Using 16 processors.

	Start	End	NBases	Ambigs	Polymer	NumSeqs

Minimum: 0 0 0 0 1 1
2.5%-tile: 1083 6202 83 0 3 25808
25%-tile: 6389 21596 236 0 4 258078
Median: 21785 32520 325 0 5 516155
75%-tile: 32412 40339 404 0 5 774232
97.5%-tile: 40310 43116 495 0 6 1006501
Maximum: 43116 43116 502 0 8 1032308
Mean: 19567 29697 315 0 4

of unique seqs: 857615

total # of seqs: 1032308

It took 1863 secs to summarize 1032308 sequences.

Output File Names:
/Users/NVujacic/mothur/stability.trim.contigs.good.unique.summary

The results of the align.seqs command show poor overlap. This will result in fewer sequences be merged together during pre.cluster. Did you do any screening before the pre.cluster command?

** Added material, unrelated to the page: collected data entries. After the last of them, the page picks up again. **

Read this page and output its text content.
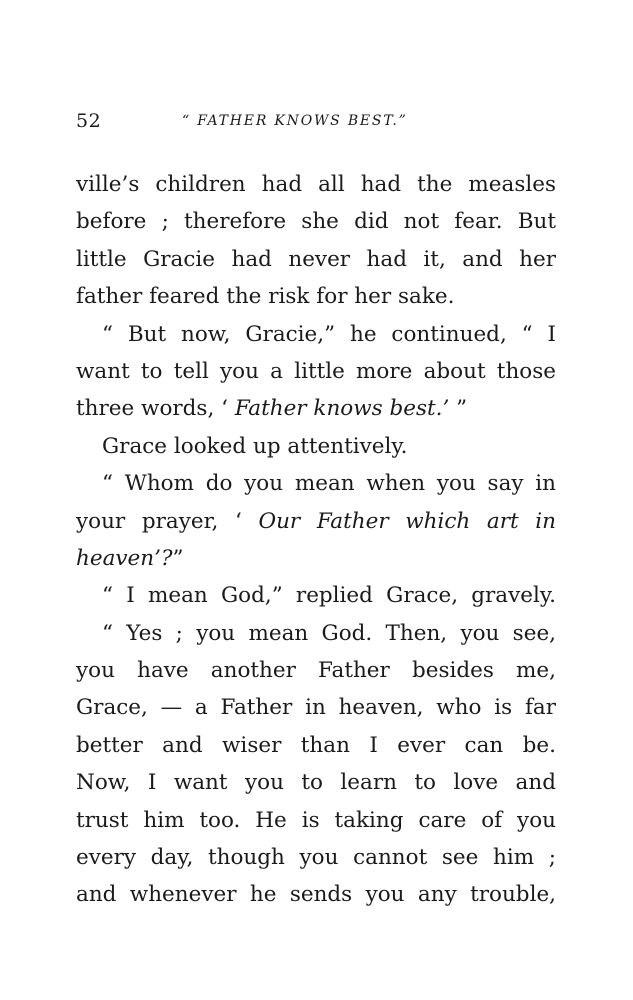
52	“ FATHER KNOWS BEST.”
ville’s children had all had the measles
before ; therefore she did not fear. But
little Gracie had never had it, and her
father feared the risk for her sake.
“ But now, Gracie,” he continued, “ I
want to tell you a little more about those
three words, ‘ Father knows best.’ ”
Grace looked up attentively.
“ Whom do you mean when you say in
your prayer, ‘ Our Father which art in
heaven’?”
“ I mean God,” replied Grace, gravely.
“ Yes ; you mean God. Then, you see,
you have another Father besides me,
Grace, — a Father in heaven, who is far
better and wiser than I ever can be.
Now, I want you to learn to love and
trust him too. He is taking care of you
every day, though you cannot see him ;
and whenever he sends you any trouble,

That would be because I’m doing a shotgun approach of the whole 16S gene. No screening beforehand.

Thanks

Ah, that makes sense. This workflow really only works for amplicon data since it assumes all reads start and end at the same location in the gene.

Thanks,
Pat

This topic was automatically closed 10 days after the last reply. New replies are no longer allowed.